Cristãos chineses testificam a perseguição diante da comissão da ONU

| 13/05/2004 - 00:00


Pela primeira vez na história, cristãos chineses mostraram evidências de perseguição em uma reunião especial, convocada pela Comissão da Organização das Nações Unidas sobre Direitos Humanos (CONUDH), em Genebra. Vários oradores testificaram espancamentos, aprisionamentos, torturas e danos a prédios de igreja nos últimos anos.

Por isso, os Estados Unidos solicitaram que a Comissão considerasse censurar a China por seus registros de direitos humanos. Entretanto, 27 dos 53 membros estatais, incluindo os regimes repressivos, tais como Cuba, Eritréia e Arábia Saudita, votaram a favor da China para derrotar o movimento. Este é o 11º ano consecutivo que políticos que fazem parte da CONUDH derrotam resoluções similares contra a China.

Oradores na reunião especial sobre Repressão da Liberdade Religiosa na China incluíram Bob Fu, presidente da Associação de Assistência a China, que documenta perseguições aos chineses protestantes, Xu Yongze, do movimento de igreja nos lares Nascidos de Novo, que foi preso cinco vezes em razão de sua fé e o Irmão Yun, herói da autobiografia best-seller O Homem Divino (The Heavenly Man). A reunião de duas horas foi liderada por Chan, um cristão membro da Câmara dos Comuns, e um dos dois nobres chineses étnicos na Câmara dos Comuns britânica.

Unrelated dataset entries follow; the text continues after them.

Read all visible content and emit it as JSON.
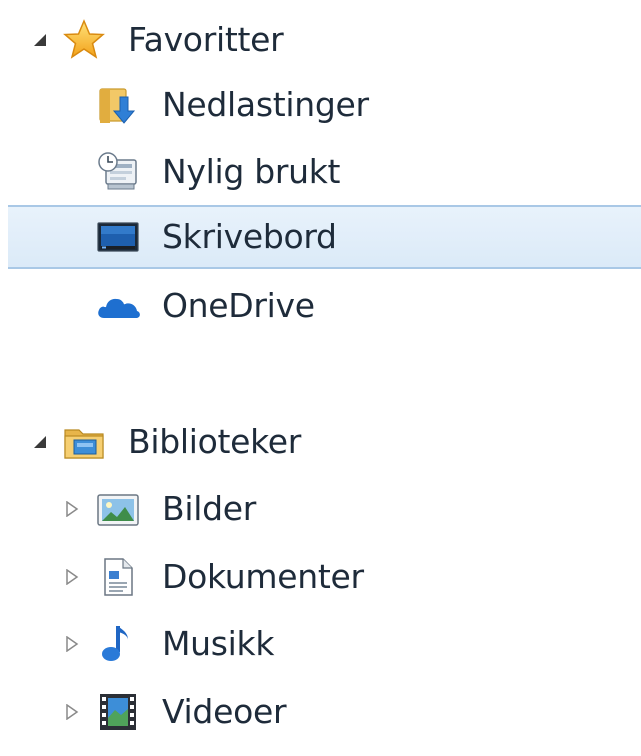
{
  "favorites": {
    "label": "Favoritter",
    "icon": "star-icon",
    "expanded": true,
    "items": [
      {
        "label": "Nedlastinger",
        "icon": "downloads-folder-icon"
      },
      {
        "label": "Nylig brukt",
        "icon": "recent-places-icon"
      },
      {
        "label": "Skrivebord",
        "icon": "desktop-icon",
        "selected": true
      },
      {
        "label": "OneDrive",
        "icon": "onedrive-cloud-icon"
      }
    ]
  },
  "libraries": {
    "label": "Biblioteker",
    "icon": "libraries-folder-icon",
    "expanded": true,
    "items": [
      {
        "label": "Bilder",
        "icon": "pictures-icon"
      },
      {
        "label": "Dokumenter",
        "icon": "documents-icon"
      },
      {
        "label": "Musikk",
        "icon": "music-note-icon"
      },
      {
        "label": "Videoer",
        "icon": "videos-film-icon"
      }
    ]
  },
  "colors": {
    "selection_background": "#dbeaf8",
    "selection_border": "#a9c8e6",
    "text": "#1e2b3a"
  }
}
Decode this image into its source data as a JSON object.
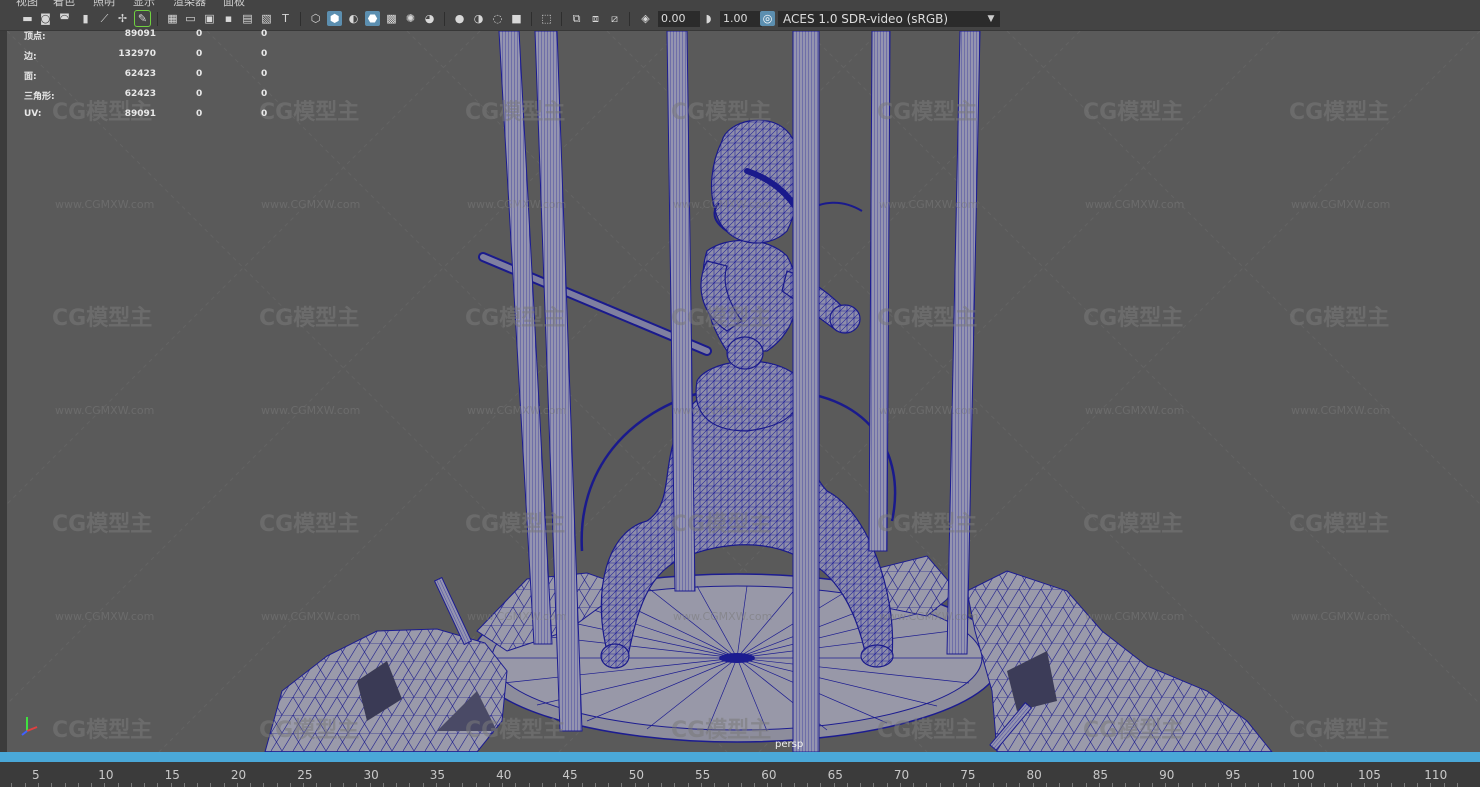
{
  "menus": [
    "视图",
    "着色",
    "照明",
    "显示",
    "渲染器",
    "面板"
  ],
  "toolbar": {
    "exposure_value": "0.00",
    "gamma_value": "1.00",
    "colorspace_label": "ACES 1.0 SDR-video (sRGB)",
    "icons": [
      "camera-select-icon",
      "camera-attributes-icon",
      "bookmark-icon",
      "image-plane-icon",
      "grease-pencil-icon",
      "grid-icon",
      "film-gate-icon",
      "resolution-gate-icon",
      "safe-action-icon",
      "field-chart-icon",
      "wireframe-icon",
      "smooth-shade-icon",
      "textured-icon",
      "lights-icon",
      "shadows-icon",
      "ao-icon",
      "isolate-icon",
      "xray-icon",
      "exposure-icon",
      "gamma-icon",
      "colorspace-icon"
    ]
  },
  "hud": {
    "rows": [
      {
        "label": "顶点:",
        "v1": "89091",
        "v2": "0",
        "v3": "0"
      },
      {
        "label": "边:",
        "v1": "132970",
        "v2": "0",
        "v3": "0"
      },
      {
        "label": "面:",
        "v1": "62423",
        "v2": "0",
        "v3": "0"
      },
      {
        "label": "三角形:",
        "v1": "62423",
        "v2": "0",
        "v3": "0"
      },
      {
        "label": "UV:",
        "v1": "89091",
        "v2": "0",
        "v3": "0"
      }
    ]
  },
  "viewport": {
    "camera_label": "persp",
    "watermark_logo": "CG模型主",
    "watermark_url": "www.CGMXW.com",
    "mesh_color": "#1a1a8c",
    "bg_color": "#5a5a5a"
  },
  "timeline": {
    "ticks": [
      "5",
      "10",
      "15",
      "20",
      "25",
      "30",
      "35",
      "40",
      "45",
      "50",
      "55",
      "60",
      "65",
      "70",
      "75",
      "80",
      "85",
      "90",
      "95",
      "100",
      "105",
      "110"
    ],
    "bar_color": "#4aa8d8"
  }
}
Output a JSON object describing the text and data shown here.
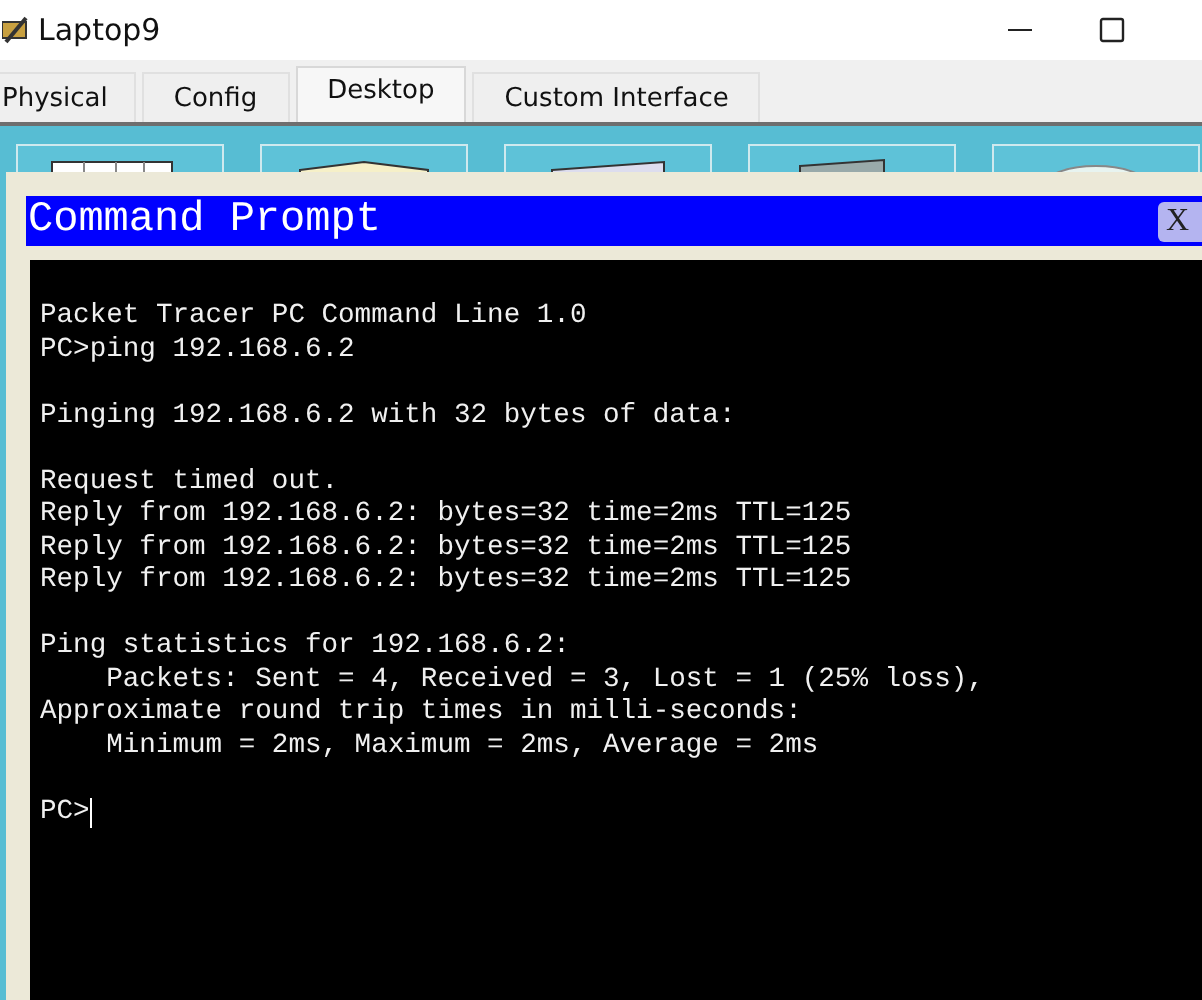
{
  "window": {
    "title": "Laptop9"
  },
  "tabs": [
    {
      "label": "Physical",
      "selected": false
    },
    {
      "label": "Config",
      "selected": false
    },
    {
      "label": "Desktop",
      "selected": true
    },
    {
      "label": "Custom Interface",
      "selected": false
    }
  ],
  "command_prompt": {
    "title": "Command Prompt",
    "close": "X",
    "output_blocks": [
      [
        "Packet Tracer PC Command Line 1.0",
        "PC>ping 192.168.6.2"
      ],
      [
        "Pinging 192.168.6.2 with 32 bytes of data:"
      ],
      [
        "Request timed out.",
        "Reply from 192.168.6.2: bytes=32 time=2ms TTL=125",
        "Reply from 192.168.6.2: bytes=32 time=2ms TTL=125",
        "Reply from 192.168.6.2: bytes=32 time=2ms TTL=125"
      ],
      [
        "Ping statistics for 192.168.6.2:",
        "    Packets: Sent = 4, Received = 3, Lost = 1 (25% loss),",
        "Approximate round trip times in milli-seconds:",
        "    Minimum = 2ms, Maximum = 2ms, Average = 2ms"
      ],
      [
        "PC>"
      ]
    ]
  }
}
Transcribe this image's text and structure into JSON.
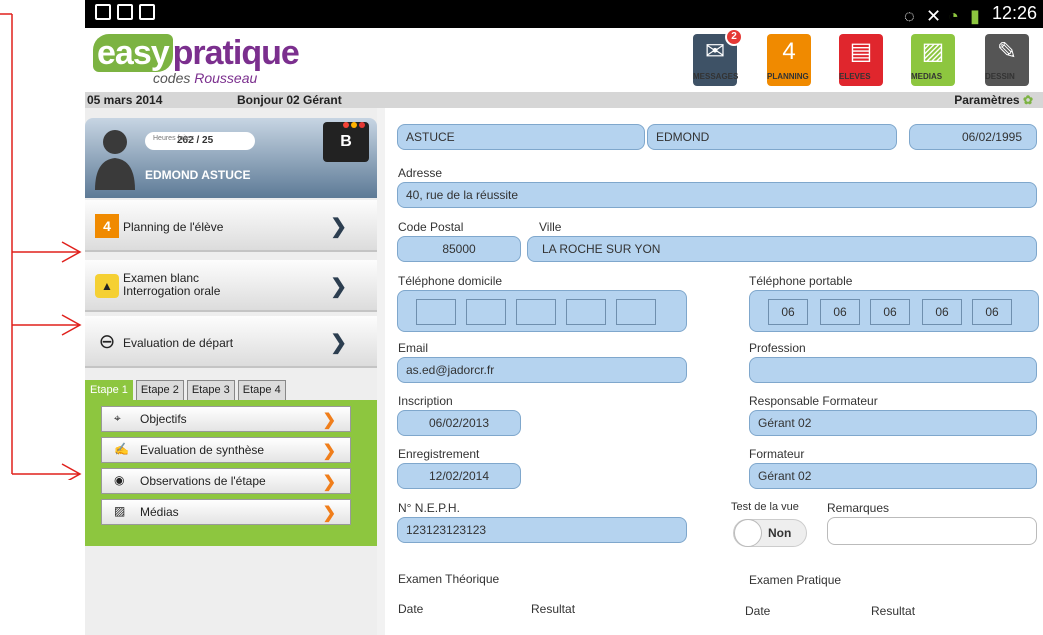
{
  "status_bar": {
    "time": "12:26",
    "left_icons": [
      "gallery-icon",
      "checkbox-icon",
      "download-icon"
    ],
    "right_icons": [
      "eye-icon",
      "mute-icon",
      "wifi-icon",
      "battery-icon"
    ]
  },
  "logo": {
    "word1": "easy",
    "word2": "pratique",
    "sub1": "codes",
    "sub2": "Rousseau"
  },
  "top_buttons": [
    {
      "label": "MESSAGES",
      "badge": "2",
      "color": "#3e5266",
      "icon": "envelope-icon"
    },
    {
      "label": "PLANNING",
      "color": "#f08a00",
      "icon": "calendar-icon",
      "icon_text": "4"
    },
    {
      "label": "ELEVES",
      "color": "#e0262d",
      "icon": "students-icon"
    },
    {
      "label": "MEDIAS",
      "color": "#8dc63f",
      "icon": "image-icon"
    },
    {
      "label": "DESSIN",
      "color": "#555555",
      "icon": "pencil-icon"
    }
  ],
  "date_bar": {
    "date": "05 mars 2014",
    "greeting": "Bonjour 02 Gérant",
    "settings": "Paramètres"
  },
  "profile": {
    "hours_label": "Heures faites",
    "hours_value": "262 / 25",
    "name": "EDMOND ASTUCE",
    "letter": "B"
  },
  "nav": [
    {
      "label": "Planning de l'élève",
      "icon": "calendar-icon"
    },
    {
      "label_1": "Examen blanc",
      "label_2": "Interrogation orale",
      "icon": "graduation-cap-icon"
    },
    {
      "label": "Evaluation de départ",
      "icon": "steering-person-icon"
    }
  ],
  "tabs": [
    "Etape 1",
    "Etape 2",
    "Etape 3",
    "Etape 4"
  ],
  "step_items": [
    {
      "label": "Objectifs",
      "icon": "target-icon"
    },
    {
      "label": "Evaluation de synthèse",
      "icon": "notepad-icon"
    },
    {
      "label": "Observations de l'étape",
      "icon": "eye-icon"
    },
    {
      "label": "Médias",
      "icon": "image-icon"
    }
  ],
  "form": {
    "last_name": "ASTUCE",
    "first_name": "EDMOND",
    "birth_date": "06/02/1995",
    "address_label": "Adresse",
    "address": "40, rue de la réussite",
    "postal_label": "Code Postal",
    "postal": "85000",
    "city_label": "Ville",
    "city": "LA ROCHE SUR YON",
    "home_phone_label": "Téléphone domicile",
    "home_phone": [
      "",
      "",
      "",
      "",
      ""
    ],
    "mobile_label": "Téléphone portable",
    "mobile": [
      "06",
      "06",
      "06",
      "06",
      "06"
    ],
    "email_label": "Email",
    "email": "as.ed@jadorcr.fr",
    "profession_label": "Profession",
    "profession": "",
    "inscription_label": "Inscription",
    "inscription": "06/02/2013",
    "resp_label": "Responsable Formateur",
    "resp": "Gérant 02",
    "enregistrement_label": "Enregistrement",
    "enregistrement": "12/02/2014",
    "formateur_label": "Formateur",
    "formateur": "Gérant 02",
    "neph_label": "N° N.E.P.H.",
    "neph": "123123123123",
    "vision_label": "Test de la vue",
    "vision_value": "Non",
    "remarks_label": "Remarques",
    "exam_theo": "Examen Théorique",
    "exam_prat": "Examen Pratique",
    "date_label": "Date",
    "result_label": "Resultat"
  }
}
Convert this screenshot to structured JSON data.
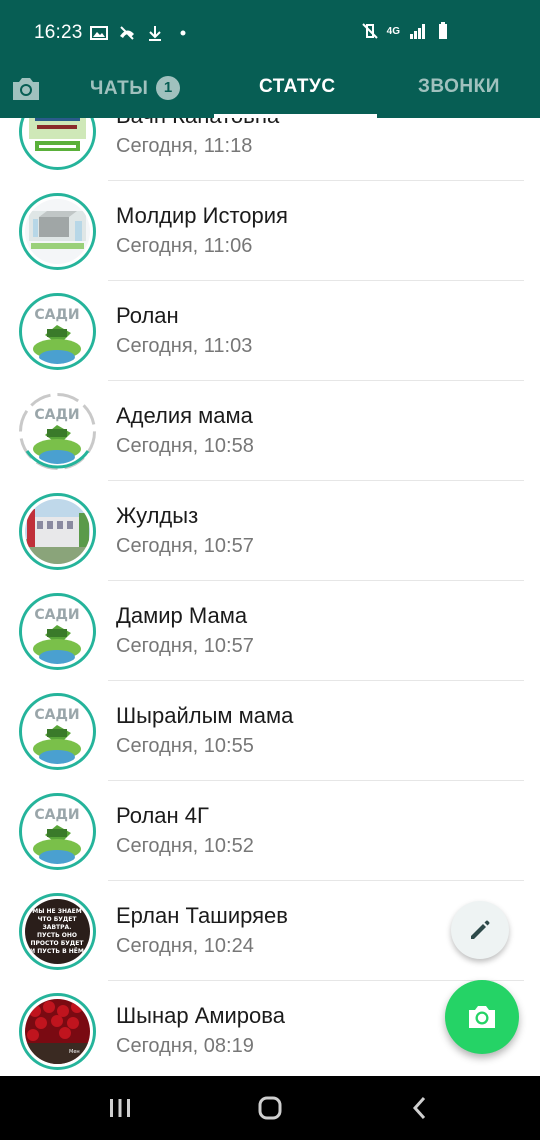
{
  "status_bar": {
    "time": "16:23",
    "network_label": "4G"
  },
  "tabs": {
    "chats": "ЧАТЫ",
    "chats_badge": "1",
    "status": "СТАТУС",
    "calls": "ЗВОНКИ"
  },
  "colors": {
    "brand": "#075e54",
    "accent": "#25d366",
    "ring_viewed": "#25b49b",
    "ring_muted": "#c9c9c9"
  },
  "status_list": [
    {
      "name": "Вачн Канатовна",
      "time": "Сегодня, 11:18",
      "ring": "solid",
      "avatar": "green-banner"
    },
    {
      "name": "Молдир История",
      "time": "Сегодня, 11:06",
      "ring": "solid",
      "avatar": "gray-box"
    },
    {
      "name": "Ролан",
      "time": "Сегодня, 11:03",
      "ring": "solid",
      "avatar": "sadi-logo"
    },
    {
      "name": "Аделия мама",
      "time": "Сегодня, 10:58",
      "ring": "segmented",
      "avatar": "sadi-logo"
    },
    {
      "name": "Жулдыз",
      "time": "Сегодня, 10:57",
      "ring": "solid",
      "avatar": "building"
    },
    {
      "name": "Дамир Мама",
      "time": "Сегодня, 10:57",
      "ring": "solid",
      "avatar": "sadi-logo"
    },
    {
      "name": "Шырайлым мама",
      "time": "Сегодня, 10:55",
      "ring": "solid",
      "avatar": "sadi-logo"
    },
    {
      "name": "Ролан 4Г",
      "time": "Сегодня, 10:52",
      "ring": "solid",
      "avatar": "sadi-logo"
    },
    {
      "name": "Ерлан Таширяев",
      "time": "Сегодня, 10:24",
      "ring": "solid",
      "avatar": "dark-text"
    },
    {
      "name": "Шынар Амирова",
      "time": "Сегодня, 08:19",
      "ring": "solid",
      "avatar": "roses"
    }
  ]
}
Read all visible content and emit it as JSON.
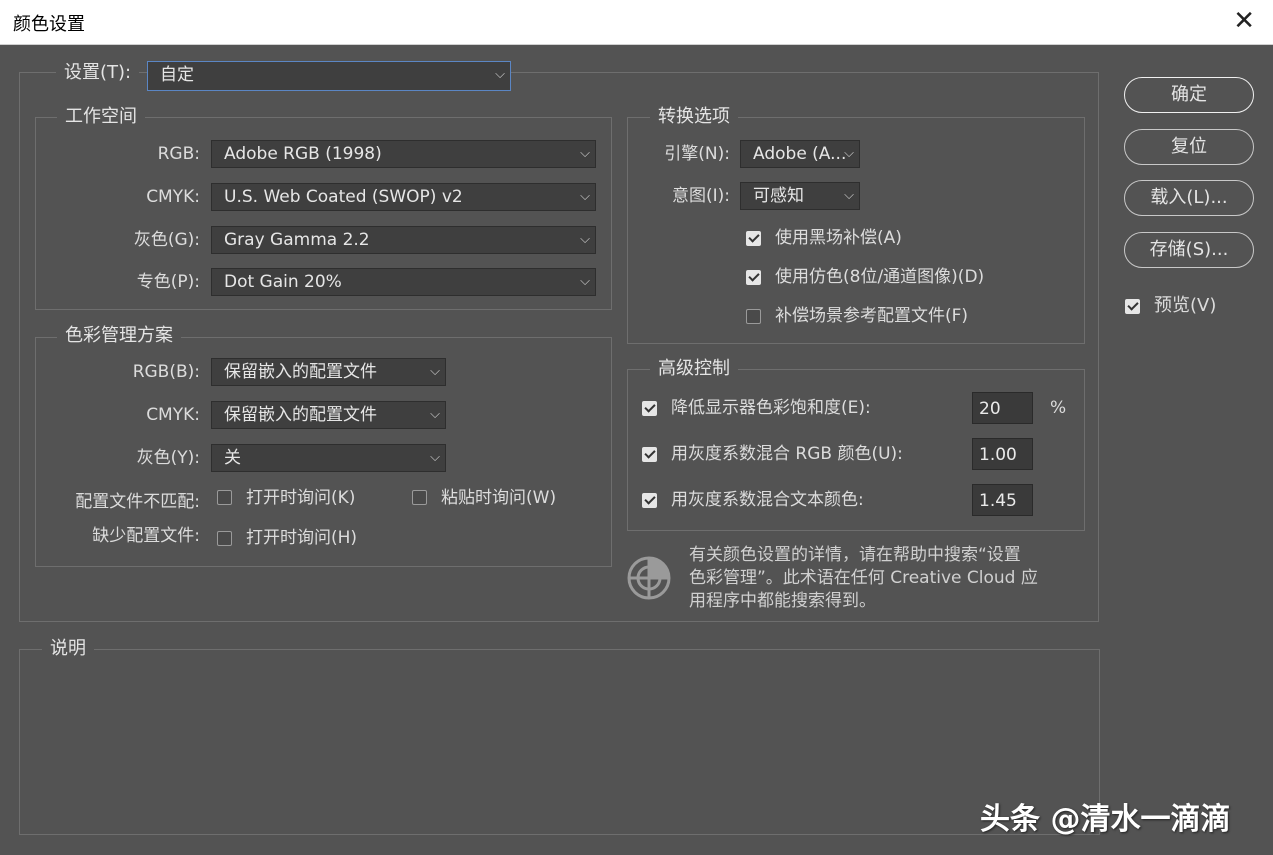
{
  "window": {
    "title": "颜色设置",
    "close_glyph": "✕"
  },
  "settings": {
    "label": "设置(T):",
    "value": "自定"
  },
  "working_spaces": {
    "legend": "工作空间",
    "rows": [
      {
        "label": "RGB:",
        "value": "Adobe RGB (1998)"
      },
      {
        "label": "CMYK:",
        "value": "U.S. Web Coated (SWOP) v2"
      },
      {
        "label": "灰色(G):",
        "value": "Gray Gamma 2.2"
      },
      {
        "label": "专色(P):",
        "value": "Dot Gain 20%"
      }
    ]
  },
  "policies": {
    "legend": "色彩管理方案",
    "rows": [
      {
        "label": "RGB(B):",
        "value": "保留嵌入的配置文件"
      },
      {
        "label": "CMYK:",
        "value": "保留嵌入的配置文件"
      },
      {
        "label": "灰色(Y):",
        "value": "关"
      }
    ],
    "mismatch_label": "配置文件不匹配:",
    "mismatch_open": "打开时询问(K)",
    "mismatch_paste": "粘贴时询问(W)",
    "missing_label": "缺少配置文件:",
    "missing_open": "打开时询问(H)"
  },
  "conversion": {
    "legend": "转换选项",
    "engine_label": "引擎(N):",
    "engine_value": "Adobe (A...",
    "intent_label": "意图(I):",
    "intent_value": "可感知",
    "black_point": "使用黑场补偿(A)",
    "dither": "使用仿色(8位/通道图像)(D)",
    "compensate": "补偿场景参考配置文件(F)"
  },
  "advanced": {
    "legend": "高级控制",
    "desaturate_label": "降低显示器色彩饱和度(E):",
    "desaturate_value": "20",
    "desaturate_unit": "%",
    "blend_rgb_label": "用灰度系数混合 RGB 颜色(U):",
    "blend_rgb_value": "1.00",
    "blend_text_label": "用灰度系数混合文本颜色:",
    "blend_text_value": "1.45"
  },
  "help": {
    "line1": "有关颜色设置的详情，请在帮助中搜索“设置",
    "line2": "色彩管理”。此术语在任何 Creative Cloud 应",
    "line3": "用程序中都能搜索得到。"
  },
  "description": {
    "legend": "说明"
  },
  "buttons": {
    "ok": "确定",
    "reset": "复位",
    "load": "载入(L)...",
    "save": "存储(S)..."
  },
  "preview": {
    "label": "预览(V)",
    "checked": true
  },
  "checks": {
    "mismatch_open": false,
    "mismatch_paste": false,
    "missing_open": false,
    "black_point": true,
    "dither": true,
    "compensate": false,
    "desaturate": true,
    "blend_rgb": true,
    "blend_text": true
  },
  "watermark": "头条 @清水一滴滴",
  "icons": {
    "help": "color-wheel-icon",
    "dropdown": "chevron-down-icon"
  }
}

Joseph Kung, presidente da Fundação do Cardeal Kung, submeteu um relatório escrito sobre a perseguição de igrejas católicas clandestinas na China. Ben Rogers, da Solidariedade Cristã Mundial (Christian Solidarity Worldwide (CSW)), falou em nome de Joseph Kung na reunião. Mais tarde, ele foi apoiado pelo líder católico de campanhas de direitos humanos Harry Wu, que ficou em um total de 19 anos em campos de trabalhos chineses.

Mulheres que são membros da Igreja do Sul da China também testemunharam como elas foram presas e pressionadas através de tortura e abuso sexual, para dar falso testemunho contra seu pastor, Gong Shengliang, em 2001.

Uma destas mulheres, Cao Hongmei, contou à Comissão que Eles questionaram-me por aproximadamente um mês. Quando eu não lhes respondia, eles usavam diferentes meios para me torturar . Eles também me ameaçaram, dizendo-me, Nós podemos espancá-la até a morte e joga-la no rio Han ou fazer um buraco em algum lugar para enterrá-la. Quem nos questionará a respeito disso?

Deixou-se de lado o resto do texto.